Um den Eltern entgegenzukommen, sollen künftig individuelle Termine vereinbart werden können. Pürner kündigt außerdem ein Online-Verfahren an – möglicherweise schon ab nächstem Jahr. Pürner hofft, dass die weiter entfernt wohnenden Eltern Fahrgemeinschaften bilden und bittet nach den Erfahrungen der vergangenen Wochen um „Gelassenheit und Verständnis zum Wohle der Kinder“.
Nicht nur der Ort der Untersuchung ändert sich, sondern mittelfristig auch ihr Ablauf. Ab 2019/2020 soll schrittweise in ganz Bayern die Schuleingangsuntersuchung vom sogenannten Gesundheitsund Entwicklungsscreening im Kindergartenalter (Gesik) abgelöst werden. Das beschloss der Mi- nisterrat im Juli auf Empfehlung des Landesamts für Gesundheit und Lebensmittelsicherheit. Modellversuche dazu gab es vor wenigen Jahren in mehreren bayerischen Regionen, unter anderem in Augsburg.
Wann Gesik im Wittelsbacher Land beginnt, ist Pürner zufolge noch offen. Die Einführung werde sich aber über drei bis vier Jahre hinziehen. Gesik setzt zu einem früheren Alter der Kinder an und soll detailliertere Ergebnisse liefern. Kinder müssen nicht zu beiden Untersuchungen, stellt Pürner klar. Auch in der Übergangsphase gehen sie entweder zur Schuleingangsuntersuchung oder zu Gesik.

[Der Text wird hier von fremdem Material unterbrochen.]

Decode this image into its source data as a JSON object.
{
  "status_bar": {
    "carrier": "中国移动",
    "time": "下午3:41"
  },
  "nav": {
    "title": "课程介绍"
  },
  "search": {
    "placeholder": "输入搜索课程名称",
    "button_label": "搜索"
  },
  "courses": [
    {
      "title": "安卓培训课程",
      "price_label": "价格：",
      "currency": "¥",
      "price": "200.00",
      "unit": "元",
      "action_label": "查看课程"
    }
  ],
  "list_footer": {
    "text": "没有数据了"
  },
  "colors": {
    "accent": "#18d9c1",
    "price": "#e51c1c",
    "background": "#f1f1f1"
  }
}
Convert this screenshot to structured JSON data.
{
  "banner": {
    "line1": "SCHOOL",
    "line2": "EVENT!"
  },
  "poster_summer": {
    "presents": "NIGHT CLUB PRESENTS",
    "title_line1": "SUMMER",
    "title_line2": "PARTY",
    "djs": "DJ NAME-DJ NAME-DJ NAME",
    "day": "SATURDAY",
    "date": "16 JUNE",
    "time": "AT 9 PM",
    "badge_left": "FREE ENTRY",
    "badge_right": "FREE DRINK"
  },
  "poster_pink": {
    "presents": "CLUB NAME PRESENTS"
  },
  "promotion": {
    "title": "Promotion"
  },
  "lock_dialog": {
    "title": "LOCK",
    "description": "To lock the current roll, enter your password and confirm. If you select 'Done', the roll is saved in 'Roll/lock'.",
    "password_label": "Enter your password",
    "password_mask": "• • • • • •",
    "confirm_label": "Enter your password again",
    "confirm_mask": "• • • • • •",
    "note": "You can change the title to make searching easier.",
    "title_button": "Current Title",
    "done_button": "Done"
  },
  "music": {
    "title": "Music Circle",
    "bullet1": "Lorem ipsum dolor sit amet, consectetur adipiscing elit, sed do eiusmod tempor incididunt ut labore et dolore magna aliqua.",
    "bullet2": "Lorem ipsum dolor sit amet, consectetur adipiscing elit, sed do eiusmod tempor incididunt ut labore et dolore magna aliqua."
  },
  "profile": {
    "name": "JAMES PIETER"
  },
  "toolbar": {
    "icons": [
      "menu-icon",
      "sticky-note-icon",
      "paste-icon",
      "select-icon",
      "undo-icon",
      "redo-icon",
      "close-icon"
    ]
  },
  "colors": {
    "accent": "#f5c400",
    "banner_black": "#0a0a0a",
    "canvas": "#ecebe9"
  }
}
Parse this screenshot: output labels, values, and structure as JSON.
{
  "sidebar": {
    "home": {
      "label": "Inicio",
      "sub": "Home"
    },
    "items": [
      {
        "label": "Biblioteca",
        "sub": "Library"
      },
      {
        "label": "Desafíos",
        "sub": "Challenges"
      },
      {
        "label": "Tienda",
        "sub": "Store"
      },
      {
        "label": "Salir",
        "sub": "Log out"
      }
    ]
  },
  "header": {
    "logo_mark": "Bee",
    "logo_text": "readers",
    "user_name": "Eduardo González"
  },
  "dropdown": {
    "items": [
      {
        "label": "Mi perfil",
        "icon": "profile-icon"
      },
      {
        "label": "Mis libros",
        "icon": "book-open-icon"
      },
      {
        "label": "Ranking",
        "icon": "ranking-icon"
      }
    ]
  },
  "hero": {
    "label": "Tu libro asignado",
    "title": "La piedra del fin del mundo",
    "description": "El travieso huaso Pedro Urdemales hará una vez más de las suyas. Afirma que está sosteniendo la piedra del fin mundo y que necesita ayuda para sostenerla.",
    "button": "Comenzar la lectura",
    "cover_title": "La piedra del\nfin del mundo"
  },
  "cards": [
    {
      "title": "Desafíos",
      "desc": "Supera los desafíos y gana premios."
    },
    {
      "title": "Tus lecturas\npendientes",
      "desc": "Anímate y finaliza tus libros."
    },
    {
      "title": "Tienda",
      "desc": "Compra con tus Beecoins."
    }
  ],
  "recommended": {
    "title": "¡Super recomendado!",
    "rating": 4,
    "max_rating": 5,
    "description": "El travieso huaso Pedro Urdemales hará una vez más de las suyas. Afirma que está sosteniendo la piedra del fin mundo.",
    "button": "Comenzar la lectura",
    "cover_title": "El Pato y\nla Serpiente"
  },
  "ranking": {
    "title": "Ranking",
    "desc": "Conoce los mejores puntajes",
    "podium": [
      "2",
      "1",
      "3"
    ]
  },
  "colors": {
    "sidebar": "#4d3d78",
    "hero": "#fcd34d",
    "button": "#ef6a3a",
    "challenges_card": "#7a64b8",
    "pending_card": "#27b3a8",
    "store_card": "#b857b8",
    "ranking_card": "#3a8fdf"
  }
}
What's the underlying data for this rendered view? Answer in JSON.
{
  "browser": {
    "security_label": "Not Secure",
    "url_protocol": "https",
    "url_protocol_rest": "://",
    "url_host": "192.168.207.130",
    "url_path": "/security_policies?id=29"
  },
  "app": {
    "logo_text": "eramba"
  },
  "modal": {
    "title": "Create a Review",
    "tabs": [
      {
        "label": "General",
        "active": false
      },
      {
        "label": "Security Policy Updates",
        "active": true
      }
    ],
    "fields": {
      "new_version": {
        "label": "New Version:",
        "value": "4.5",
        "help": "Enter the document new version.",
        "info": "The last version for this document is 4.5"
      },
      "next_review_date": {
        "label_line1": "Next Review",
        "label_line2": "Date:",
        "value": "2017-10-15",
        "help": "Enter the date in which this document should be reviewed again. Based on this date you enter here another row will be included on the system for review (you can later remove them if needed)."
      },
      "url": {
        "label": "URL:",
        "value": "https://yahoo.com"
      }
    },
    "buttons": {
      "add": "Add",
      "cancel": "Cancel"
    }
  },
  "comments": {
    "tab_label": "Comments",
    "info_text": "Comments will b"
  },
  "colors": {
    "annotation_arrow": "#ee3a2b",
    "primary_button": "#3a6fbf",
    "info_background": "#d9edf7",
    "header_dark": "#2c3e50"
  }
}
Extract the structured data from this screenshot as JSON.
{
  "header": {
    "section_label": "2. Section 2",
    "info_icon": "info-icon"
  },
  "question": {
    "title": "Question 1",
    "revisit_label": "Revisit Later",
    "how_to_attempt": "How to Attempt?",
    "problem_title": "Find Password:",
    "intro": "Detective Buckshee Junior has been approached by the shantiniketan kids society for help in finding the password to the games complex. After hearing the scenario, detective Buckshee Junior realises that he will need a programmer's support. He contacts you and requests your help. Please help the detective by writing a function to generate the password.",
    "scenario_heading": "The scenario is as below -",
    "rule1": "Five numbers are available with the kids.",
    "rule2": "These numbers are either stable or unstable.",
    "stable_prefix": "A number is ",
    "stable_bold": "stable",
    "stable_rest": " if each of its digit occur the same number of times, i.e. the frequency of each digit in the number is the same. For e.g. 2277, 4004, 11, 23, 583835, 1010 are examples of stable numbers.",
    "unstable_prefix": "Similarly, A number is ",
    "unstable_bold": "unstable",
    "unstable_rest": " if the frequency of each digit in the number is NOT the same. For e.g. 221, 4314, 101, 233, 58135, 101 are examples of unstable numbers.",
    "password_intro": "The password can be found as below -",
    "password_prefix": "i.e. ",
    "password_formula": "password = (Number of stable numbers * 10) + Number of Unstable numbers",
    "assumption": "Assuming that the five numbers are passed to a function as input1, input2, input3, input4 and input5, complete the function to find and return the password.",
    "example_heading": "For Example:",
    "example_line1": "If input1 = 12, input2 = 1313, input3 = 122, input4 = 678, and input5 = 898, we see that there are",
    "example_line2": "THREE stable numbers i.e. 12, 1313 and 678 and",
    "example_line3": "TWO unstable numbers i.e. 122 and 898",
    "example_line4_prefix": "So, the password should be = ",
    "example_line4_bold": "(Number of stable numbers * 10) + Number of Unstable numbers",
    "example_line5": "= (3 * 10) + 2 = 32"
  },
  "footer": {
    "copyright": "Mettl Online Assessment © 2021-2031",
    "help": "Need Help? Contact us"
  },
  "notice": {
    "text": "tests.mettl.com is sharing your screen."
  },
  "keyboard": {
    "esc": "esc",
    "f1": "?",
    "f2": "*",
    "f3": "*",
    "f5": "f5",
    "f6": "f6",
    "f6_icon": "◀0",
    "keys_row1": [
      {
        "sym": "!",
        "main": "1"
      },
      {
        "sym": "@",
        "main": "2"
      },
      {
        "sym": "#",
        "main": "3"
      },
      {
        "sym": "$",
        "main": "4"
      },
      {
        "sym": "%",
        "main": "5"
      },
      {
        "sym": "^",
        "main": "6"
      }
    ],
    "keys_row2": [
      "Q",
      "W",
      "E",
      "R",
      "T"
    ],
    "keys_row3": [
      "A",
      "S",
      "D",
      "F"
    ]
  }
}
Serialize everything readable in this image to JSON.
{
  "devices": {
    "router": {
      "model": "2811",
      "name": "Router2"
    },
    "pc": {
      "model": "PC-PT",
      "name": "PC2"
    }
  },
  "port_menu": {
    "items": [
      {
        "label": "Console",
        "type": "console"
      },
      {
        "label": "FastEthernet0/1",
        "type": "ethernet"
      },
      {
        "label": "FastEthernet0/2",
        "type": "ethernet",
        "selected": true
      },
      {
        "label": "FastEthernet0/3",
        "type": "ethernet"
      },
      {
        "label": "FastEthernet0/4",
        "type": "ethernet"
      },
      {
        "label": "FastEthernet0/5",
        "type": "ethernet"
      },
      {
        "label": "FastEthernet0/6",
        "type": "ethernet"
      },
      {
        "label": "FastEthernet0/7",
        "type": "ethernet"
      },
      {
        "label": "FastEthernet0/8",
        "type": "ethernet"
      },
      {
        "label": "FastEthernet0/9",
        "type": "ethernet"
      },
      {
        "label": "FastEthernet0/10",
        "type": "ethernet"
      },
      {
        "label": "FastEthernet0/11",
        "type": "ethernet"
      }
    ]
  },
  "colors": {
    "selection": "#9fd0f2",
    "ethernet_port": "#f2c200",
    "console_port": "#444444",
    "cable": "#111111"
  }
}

Die Kinder sollen die neue Untersuchung bereits mit etwa vier bis viereinhalb Jahren durchlaufen. Wissenschaftlichen Erkenntnissen zufolge sei dieses Alter optimal für die Förderung der kindlichen Entwicklung, so Pürner. Demnach setzt die Schuleingangsuntersuchung zu spät an – auch aus Sicht der Lehrer. Die Kinder stehen im übertragenen Sinne schon fast vor der Schultür, bis klar ist, welche Hilfestellung sie im Einzelfall brauchen. Landrat Klaus Metzger betont: „Die Idee ist, dass wir das weit vor Schulbeginn feststellen und dann das ganze Instrumentarium, über das die Schulen ja verfügen, bereitsteht.“
Während die Schuleingangsuntersuchung eine halbe bis Dreiviertelstunde dauerte, nimmt Gesik die doppelte Zeit in Anspruch. Denn die Kinder sind jünger und die Untersuchung ist detaillierter. Nach den Schuleingangsuntersuchungen musste laut Pürner etwa ein Zehntel der Kinder zum Schularzt, nach den ersten Erfahrungen mit Gesik sind es etwa 40 Prozent. Das Screening erfasst öfter als früher auftretende Auffälligkeiten bei Kindern wie Lese-, Rechtschreibschwäche, sprachliche Defizite, die auch bei deutschen Kindern vermehrt auftreten, Dyskalkulie wie zum Beispiel ein falsches Verständnis von Mengen oder motorische Probleme. Der Schularzt entscheidet dann, ob Förderbedarf für ein Kind besteht.
Das Gesundheitsamt will die neuen Leitlinien mit der bisherigen Personalstärke schultern. Zwei von drei sozialmedizinischen Assistentinnen haben in Aichach im September angefangen.